The African Americans in the US had been stricken by this frustration for a long time: so long as our faces are black, we will remain where we are. This sentiment did not begin to change until the sixties, with the achievements of the Civil Rights Movement led by Martin Luther King. Before that, it seemed to some among them that the only solution was migrating from the “white” US to “black” Africa; that is, changing the field of action before taking any actions. The African state of Liberia was initially established for this purpose, to become a colony that black Americans would move to. Marcus Garvey and the Rastafarians also advocated the “return to Africa,” to where they would find their “roots.”
The Jews of Europe underwent a similar, though harsher, experience: their emancipation after the French revolution did not avert their vulnerability to anti-Semitism during the “Dreyfus Affair” more than a century after their emancipation. Jewish intellectuals’ bets on Socialist and Communist movements paving the way for radical equality did not deter Stalinist anti-Semitism. Jews’ integration in Germany, which surpassed that of all other Jewish communities in Europe, was rewarded with the rise of Nazism and gas chambers. Even in the US, McCarthyism targeted their intellectuals and filmmakers, who had, in Hollywood, created America’s image of itself.

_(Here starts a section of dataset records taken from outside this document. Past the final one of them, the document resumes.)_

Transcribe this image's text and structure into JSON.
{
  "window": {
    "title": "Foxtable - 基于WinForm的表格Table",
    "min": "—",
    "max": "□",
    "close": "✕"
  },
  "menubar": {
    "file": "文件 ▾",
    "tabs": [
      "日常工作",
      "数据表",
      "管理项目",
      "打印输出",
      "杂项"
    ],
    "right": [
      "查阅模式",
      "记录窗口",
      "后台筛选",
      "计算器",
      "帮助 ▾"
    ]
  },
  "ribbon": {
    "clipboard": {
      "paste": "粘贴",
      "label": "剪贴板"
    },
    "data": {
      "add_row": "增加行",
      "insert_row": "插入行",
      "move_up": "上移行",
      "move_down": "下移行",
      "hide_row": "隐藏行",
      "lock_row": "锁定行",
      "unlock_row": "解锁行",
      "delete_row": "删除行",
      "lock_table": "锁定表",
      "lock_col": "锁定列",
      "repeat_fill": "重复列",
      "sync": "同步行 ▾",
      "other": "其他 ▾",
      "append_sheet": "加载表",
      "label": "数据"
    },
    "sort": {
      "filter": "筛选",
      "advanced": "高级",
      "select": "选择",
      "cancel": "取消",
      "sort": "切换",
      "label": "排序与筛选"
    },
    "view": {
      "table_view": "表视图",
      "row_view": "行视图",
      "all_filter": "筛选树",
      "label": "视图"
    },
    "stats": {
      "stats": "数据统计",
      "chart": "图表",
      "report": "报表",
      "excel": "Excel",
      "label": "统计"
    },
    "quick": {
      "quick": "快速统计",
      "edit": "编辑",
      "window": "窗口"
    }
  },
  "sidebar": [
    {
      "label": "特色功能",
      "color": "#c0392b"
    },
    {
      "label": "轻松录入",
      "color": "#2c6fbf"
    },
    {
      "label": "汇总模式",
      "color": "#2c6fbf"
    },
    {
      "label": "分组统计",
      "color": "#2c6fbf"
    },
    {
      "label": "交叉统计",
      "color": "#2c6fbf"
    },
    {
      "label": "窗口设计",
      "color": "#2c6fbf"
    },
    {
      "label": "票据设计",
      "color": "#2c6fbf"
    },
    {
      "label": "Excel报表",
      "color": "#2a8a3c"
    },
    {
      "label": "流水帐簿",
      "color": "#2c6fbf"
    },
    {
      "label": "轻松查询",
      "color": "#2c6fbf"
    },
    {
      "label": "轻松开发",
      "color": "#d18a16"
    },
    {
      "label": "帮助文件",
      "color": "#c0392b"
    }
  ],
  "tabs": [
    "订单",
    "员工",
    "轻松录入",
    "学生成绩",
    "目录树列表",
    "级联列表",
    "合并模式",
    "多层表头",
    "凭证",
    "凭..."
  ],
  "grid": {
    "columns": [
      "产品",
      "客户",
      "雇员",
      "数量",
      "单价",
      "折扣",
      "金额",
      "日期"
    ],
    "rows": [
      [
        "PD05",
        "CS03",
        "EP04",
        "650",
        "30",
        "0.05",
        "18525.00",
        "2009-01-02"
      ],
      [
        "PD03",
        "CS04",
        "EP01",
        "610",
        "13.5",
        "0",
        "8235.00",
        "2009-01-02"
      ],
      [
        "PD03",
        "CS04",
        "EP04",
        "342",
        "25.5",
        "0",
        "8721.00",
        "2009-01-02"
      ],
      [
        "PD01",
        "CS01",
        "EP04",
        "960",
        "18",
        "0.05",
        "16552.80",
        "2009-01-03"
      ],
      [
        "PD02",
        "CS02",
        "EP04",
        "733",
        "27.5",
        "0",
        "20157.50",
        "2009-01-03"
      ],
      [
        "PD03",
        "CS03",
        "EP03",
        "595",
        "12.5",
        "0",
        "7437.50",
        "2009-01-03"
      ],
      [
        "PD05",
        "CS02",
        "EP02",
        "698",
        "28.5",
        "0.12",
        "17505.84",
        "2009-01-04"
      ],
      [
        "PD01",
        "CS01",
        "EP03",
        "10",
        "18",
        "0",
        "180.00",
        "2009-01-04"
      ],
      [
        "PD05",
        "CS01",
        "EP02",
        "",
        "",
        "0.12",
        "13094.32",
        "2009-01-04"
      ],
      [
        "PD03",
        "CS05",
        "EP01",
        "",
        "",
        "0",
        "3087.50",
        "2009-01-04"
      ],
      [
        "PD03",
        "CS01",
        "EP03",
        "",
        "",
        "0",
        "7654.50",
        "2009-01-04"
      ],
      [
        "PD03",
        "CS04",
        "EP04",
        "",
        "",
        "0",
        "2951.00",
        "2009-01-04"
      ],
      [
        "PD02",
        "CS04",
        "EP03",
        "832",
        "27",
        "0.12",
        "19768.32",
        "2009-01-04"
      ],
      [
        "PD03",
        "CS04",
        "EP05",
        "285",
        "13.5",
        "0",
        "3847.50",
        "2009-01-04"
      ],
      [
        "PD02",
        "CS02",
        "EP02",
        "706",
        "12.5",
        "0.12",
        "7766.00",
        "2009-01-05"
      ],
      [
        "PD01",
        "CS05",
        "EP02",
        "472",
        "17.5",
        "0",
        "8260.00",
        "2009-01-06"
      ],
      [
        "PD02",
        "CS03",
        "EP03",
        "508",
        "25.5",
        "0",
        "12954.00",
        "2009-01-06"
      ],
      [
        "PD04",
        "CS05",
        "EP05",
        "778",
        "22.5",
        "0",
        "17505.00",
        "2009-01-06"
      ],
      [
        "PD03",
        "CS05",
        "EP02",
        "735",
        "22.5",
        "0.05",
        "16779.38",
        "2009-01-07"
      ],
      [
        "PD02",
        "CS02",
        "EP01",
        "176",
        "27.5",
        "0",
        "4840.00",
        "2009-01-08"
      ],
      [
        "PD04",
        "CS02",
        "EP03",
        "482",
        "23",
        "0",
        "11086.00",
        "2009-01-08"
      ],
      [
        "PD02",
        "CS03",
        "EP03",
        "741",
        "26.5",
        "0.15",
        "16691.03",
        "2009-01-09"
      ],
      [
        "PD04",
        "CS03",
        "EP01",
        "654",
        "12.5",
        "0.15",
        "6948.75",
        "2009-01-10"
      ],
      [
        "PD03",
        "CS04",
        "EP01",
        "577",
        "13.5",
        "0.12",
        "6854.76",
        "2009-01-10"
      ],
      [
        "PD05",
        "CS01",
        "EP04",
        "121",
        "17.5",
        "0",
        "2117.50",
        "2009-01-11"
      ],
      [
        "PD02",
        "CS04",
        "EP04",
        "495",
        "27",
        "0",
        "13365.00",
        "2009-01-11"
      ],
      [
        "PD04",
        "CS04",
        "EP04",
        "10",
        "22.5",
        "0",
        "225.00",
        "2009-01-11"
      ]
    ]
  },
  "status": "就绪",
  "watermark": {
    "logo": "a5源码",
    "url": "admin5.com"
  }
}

The Zionist Movement also found that the solution lay with Jewish migration to Palestine. At the start, the movement was very weak. It was difficult for the Zionists to find a European city where they could hold their founding conference. But it gained strength in parallel with the many tragedies that would befall the Jews.
There is something Sisyphean about the case of the African Americans, and even more so in the case of the European Jewry: in the myth, Zeus punishes Sisyphus by condemning him to continuously lifting a massive rock to a mountain, with the rock rolling back to the bottom when he approaches the peak. This is how his life would be forever. Arriving and bringing the rock to its location are forbidden. Impossibility is the only horizon. Hope is meaningless.
This extremely intense experience goes beyond political occasions or the cycles of violence that accompany the conflict between perpetrators and victims. It speaks to human consciousness’s most pessimistic proclivity, the sentiment that man is pure evil and that “making the world better is impossible.” We deserve what had been written for us. As for human action, it does nothing; worse yet, nothing good can be hoped for from humanity itself. Tomorrow is no better than today, but yesterday is beyond doubt the best of all.
We could interpret some aspects of that phenomena as a result of the defeats the Arab revolutions have been dealt: we understand, for example, the phenomenon of millions’ migration and seeking refuge in countries where human action is assumed to be of more consequence. We understand that in these countries people can make an impact and change things through this or that action, and that tomorrow could be different from today and undoubtedly different from yesterday…
People accordingly seek refuge in a place where human striving is respected, where life itself is hence respected.
We also understand, in this nightmarish climate, phenomena like ISIS as the crowning achievement of the loss of hope in humans and their actions, as a declaration of our wretchedness everywhere and at all times. ISIS flourished in the climate of decay left by millions who were transformed into refugees and the accompanying death, imprisonment and dispersal that struck the best of this region’s young men and women.
The Lebanese, today, are among the peoples of the world most afflicted by this despondency: one of the worst regimes imaginable in its plunder, corruption, incompetence and apathy, weighs down on them as an unprecedented humanitarian and social crisis grinds the country. With that, change, minimal change, is impossible.
This, in general, is a precious gift to those who promote the idea of “Arab exceptionalism,” who said early on, with rhetoric of various degrees of racism, that Arabs and democracy are two opposites that cannot meet.
Under the weight of this heavy burden, the Tunisian experiment’s success or failure ceases to be mere political news. If it were to succeed, it would be an exception to the exception that negates the divergent judgments that claim Arabs and democracy cannot come together.
True, Tunisia is suffering gravely from its challenges, topped by an extremely grave economic situation that has been exacerbated by declining economic conditions around the world. However, with that, it remains the only narrow opportunity available for Arabs to say that their actions can have an impact and that life on earth is not inferior to earth itself: it rotates and does not stop.
Will this experience succeed despite everything, and will it grant us the proof of innocence we need to be sure of what ought to be a certainty?